Machine-translated subtitling – human translators are up in arms

We are ATAA, a 550-strong French professional audiovisual translation association (subtitling, dubbing, voice-over, audio description, and video games) and we want to alert fellow translators, clients, broadcasters, directors, scriptwriters, editors, and all people involved in creating audiovisual works, as well as the viewers of films, series, and documentaries.

A major streaming platform, preparing to launch in France, has turned to subcontractors who massively use machine-translated subtitling.

It is now well-known that machine translation is an oxymoron, because humans do not just translate words – they translate meaning. And no machine can understand the information it is processing. It only makes statistical connections. It can’t even see the images it is supposed to be subtitling. So forget about aesthetics, subtext, tone, sound, editing and rhythm. A machine cannot handle poetry, style, nor employ irony or wordplay. In short, it cannot convey humanity through words. Nonetheless, it plunders the work of real authors, since the databases it needs use translation works made over decades by people who have never been asked for their consent.
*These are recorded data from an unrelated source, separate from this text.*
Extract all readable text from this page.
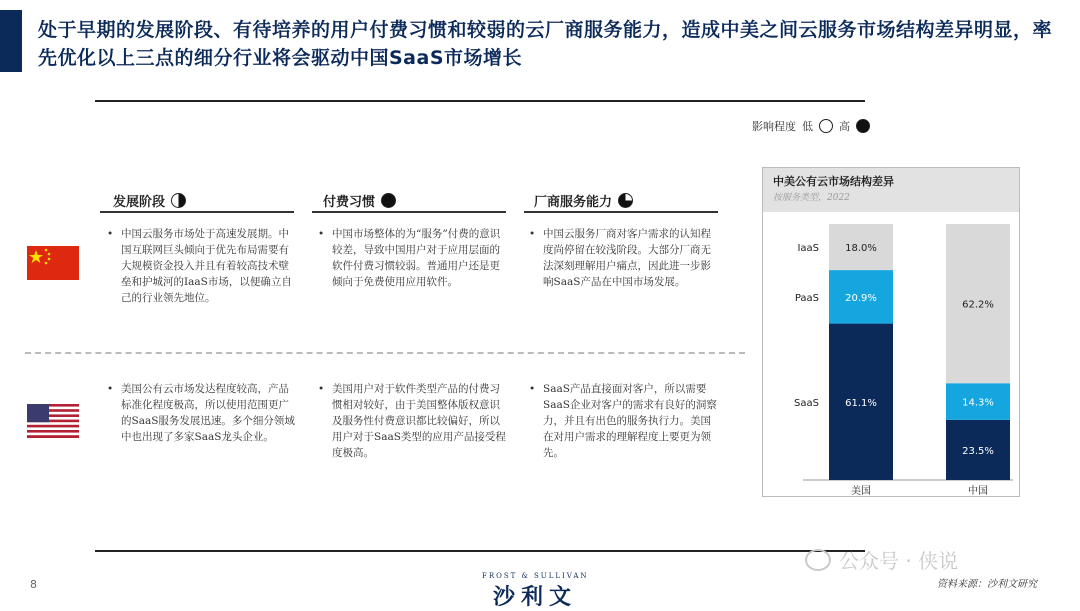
处于早期的发展阶段、有待培养的用户付费习惯和较弱的云厂商服务能力，造成中美之间云服务市场结构差异明显，率先优化以上三点的细分行业将会驱动中国SaaS市场增长
影响程度 低 高
发展阶段	付费习惯	厂商服务能力
• 中国云服务市场处于高速发展期。中国互联网巨头倾向于优先布局需要有大规模资金投入并且有着较高技术壁垒和护城河的IaaS市场，以便确立自己的行业领先地位。
• 中国市场整体的为“服务”付费的意识较差，导致中国用户对于应用层面的软件付费习惯较弱。普通用户还是更倾向于免费使用应用软件。
• 中国云服务厂商对客户需求的认知程度尚停留在较浅阶段。大部分厂商无法深刻理解用户痛点，因此进一步影响SaaS产品在中国市场发展。
• 美国公有云市场发达程度较高，产品标准化程度极高，所以使用范围更广的SaaS服务发展迅速。多个细分领域中也出现了多家SaaS龙头企业。
• 美国用户对于软件类型产品的付费习惯相对较好，由于美国整体版权意识及服务性付费意识都比较偏好，所以用户对于SaaS类型的应用产品接受程度极高。
• SaaS产品直接面对客户，所以需要SaaS企业对客户的需求有良好的洞察力，并且有出色的服务执行力。美国在对用户需求的理解程度上要更为领先。
中美公有云市场结构差异
按服务类型，2022
61.1%
20.9%
18.0%
美国
23.5%
14.3%
62.2%
中国
SaaS
PaaS
IaaS
8
FROST & SULLIVAN
沙利文
公众号 · 侠说
资料来源：沙利文研究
In France, translation in artistic fields is protected by the Intellectual Property Code and the translator has a moral right which must be respected.

Unsurprisingly, machine translation doesn’t work (here are examples why). Those who sell this technology count on us, professional translators, to correct – or “post-edit” it, as they say. Mission impossible! The nonsense churned out by the machine has to be rewritten almost completely. In the end, to obtain decent subtitling, this method proves more costly in terms of time and energy than employing professionals directly (this Manifesto from AVTE, the European federation of audiovisual translators, explains it all).

We therefore call out to:

  • translators who refuse to become machine correctors: Reject these jobs systematically!
  • all audiovisual professionals who do not want to see their work ruined: Stand up for quality translation made by real humans and say no to these practices!
  • viewers who prefer to enjoy properly translated works rather than products that have been butchered by machines: Make yourselves heard!

Article modified on October 3 2022, at 6 PM, following an interview with representatives from the platform. They stated that quality adaptations are very important to them and that they are against machine-translated subtitling. However, this practice is developing, and our article denounces it, regardless of who is responsible. As this does not change the job offers received by subtitlers, we have chosen to remove the platform's name from the press release, without deleting it completely.